In the last year I lost a relationship (said good bye to an odd and nearly one sided friendship), became best friends with one of the most amazing people on the planet, saw my fledgling business alternately struggle and soar- oddly within weeks of each other, ignited a spark in troubled family relationships and watched as the spark went out ... yet again. I was featured in a news paper article, on the front page of my local newspaper mid December 2012 for being a local artisan who sells globally, like on Etsy. And of course I was diagnosed with a syndrome that will forever affect the quality of my life last April, fibromyalgia.
As always, like for most people, the coming of the new year brings a mixture of joy and dread. The possibility, the dream of starting anew tainted with an obscene amount of self flagellation, self-absorbed pondering, regret and eventually desperate resolutions.
Over the last week and a half I have emotionally flogged myself for not being what others want me to be, for failing to meet their expectations, for not fitting the mold they envision for me. I have wondered about my short comings, what I could have possibly done to have been tossed aside yet again, what I could do to make them want me a part of their lives again.
I told my husband last night that I do not want to be like the person previously mentioned who once had been my friend. I ended that relationship because it was no longer a giving/receiving relationship, I feel it turned into me mostly giving.
Since ending it- which ended in this person refusing to see that it was over, and with her contacting me on every mode of communication on the internet ( Twitter, Youtube, mine, my husband and daughter, and my other friends Facebook accounts, Etsy, all of my email accounts, my husbands email, texts to my phone and my husband's cell), this person has pretty much cyber stalked me. I clearly told her over each mode of communication that I did not want a relationship with her anymore, and yet she persisted, to the point of me telling her I would call the police if she did not stop harassing me.
To date, over the last 11 months I still have received 3 or more messages/emails above and beyond about 50 communications already mentioned via messages, emails and texts. Which boggles my mind. Why would a person continue to pursue a relationship where she was so clearly not wanted anymore?
Last night I realized I was that person. I have people in my life who would rather be done with me. I know by their actions, their behavior towards me, their lack of wanting to communicate with me... and some of these people are my family.

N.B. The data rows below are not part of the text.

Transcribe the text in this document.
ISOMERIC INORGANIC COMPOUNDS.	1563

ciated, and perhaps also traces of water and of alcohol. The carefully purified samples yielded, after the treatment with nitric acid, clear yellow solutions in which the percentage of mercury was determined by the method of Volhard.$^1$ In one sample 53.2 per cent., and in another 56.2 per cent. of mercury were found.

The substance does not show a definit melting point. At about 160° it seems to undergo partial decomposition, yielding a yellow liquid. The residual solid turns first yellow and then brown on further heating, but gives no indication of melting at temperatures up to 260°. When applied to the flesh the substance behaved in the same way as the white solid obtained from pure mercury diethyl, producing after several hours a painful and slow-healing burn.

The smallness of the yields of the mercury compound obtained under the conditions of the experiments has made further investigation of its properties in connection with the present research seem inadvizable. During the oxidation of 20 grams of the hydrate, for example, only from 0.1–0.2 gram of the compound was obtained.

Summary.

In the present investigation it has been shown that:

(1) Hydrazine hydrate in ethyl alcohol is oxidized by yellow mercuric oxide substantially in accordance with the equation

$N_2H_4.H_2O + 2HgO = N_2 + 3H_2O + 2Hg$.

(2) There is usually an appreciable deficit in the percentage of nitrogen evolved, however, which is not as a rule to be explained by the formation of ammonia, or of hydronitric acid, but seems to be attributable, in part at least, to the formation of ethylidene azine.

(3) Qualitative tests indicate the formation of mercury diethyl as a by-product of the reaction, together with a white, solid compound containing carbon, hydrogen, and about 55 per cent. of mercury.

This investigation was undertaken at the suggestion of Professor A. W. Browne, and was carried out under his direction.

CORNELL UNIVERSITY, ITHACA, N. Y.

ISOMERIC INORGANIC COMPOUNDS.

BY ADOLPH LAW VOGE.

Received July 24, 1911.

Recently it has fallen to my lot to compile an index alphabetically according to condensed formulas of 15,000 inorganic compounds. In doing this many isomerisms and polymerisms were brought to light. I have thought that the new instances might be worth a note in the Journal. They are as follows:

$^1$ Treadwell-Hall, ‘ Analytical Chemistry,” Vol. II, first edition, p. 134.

Over the last week and a half I have beat myself up for not being who they want me to be. Wondered what I could change to make them want me back in their lives. I felt as though they were trying to fit me into a vessel of their choosing, in a shape they desired, and I desperately tried to squeeze myself into that vessel.
Last night this made perfect sense to me: I am a vessel in my own right. Yes I am human, and my vessel is flaked and cracked, scratched and stained... but what some people would find distressed and damaged other people have found "antiqued" and charming, maybe even shabby chic *smile*.

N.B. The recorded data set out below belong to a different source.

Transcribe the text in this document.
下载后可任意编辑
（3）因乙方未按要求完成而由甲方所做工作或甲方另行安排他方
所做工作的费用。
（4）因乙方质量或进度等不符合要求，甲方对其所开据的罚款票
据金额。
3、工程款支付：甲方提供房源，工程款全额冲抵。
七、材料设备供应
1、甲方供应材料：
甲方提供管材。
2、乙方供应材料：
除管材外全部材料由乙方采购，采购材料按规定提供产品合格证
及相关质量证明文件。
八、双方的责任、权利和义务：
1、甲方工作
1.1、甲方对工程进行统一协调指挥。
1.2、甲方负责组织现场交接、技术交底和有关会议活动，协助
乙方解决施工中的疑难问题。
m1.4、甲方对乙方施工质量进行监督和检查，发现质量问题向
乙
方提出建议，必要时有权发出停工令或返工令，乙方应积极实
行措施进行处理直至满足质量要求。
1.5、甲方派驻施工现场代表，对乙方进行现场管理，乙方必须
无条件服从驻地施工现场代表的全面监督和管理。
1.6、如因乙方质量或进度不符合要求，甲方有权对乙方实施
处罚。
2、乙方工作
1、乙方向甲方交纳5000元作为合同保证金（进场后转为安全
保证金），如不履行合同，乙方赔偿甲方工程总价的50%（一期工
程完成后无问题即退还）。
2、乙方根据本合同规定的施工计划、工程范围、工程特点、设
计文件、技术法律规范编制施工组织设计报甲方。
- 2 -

Why would I continue to waste my time and energy on being someone and something I am not? Why try to squeeze myself into their mold of who they think I should be, then be disappointed along with them that I don't fit in that shiny new vessel they want for me?
Fighting back tears momentarily while talking with my husband in the wee hours, in the comfort of darkness and our bed, all of this dawned on me.
For this new year I choose to stop wasting time on trying to be the person other people want me to be. I have decided to stop of wasting energy metaphorically trying to fit my plus sized body into skinny jeans to please other people. Instead of trying to be a better, different person I am going to take that energy and focus on being a better me.
I will repair this vessel. I will fill in the cracks, sand it, maybe put on a new lacquer that enhances the beauty of who I am, instead of chiseling away at myself or painting over everything and losing who I am. I can be a better me: a better wife, friend and mother.
So my reader, this is my wish for you as well for this new year. My wish for you and I is that instead of beating ourselves up with resolutions, hating bad habits and shortcomings we feel about ourselves or imagine what other people see in us...
My wish for us is a year of self acceptance and love, along with a little sanding and buffing.
Be flawed. Embrace your patina, chips and cracks because after all they are what make you uniquely you.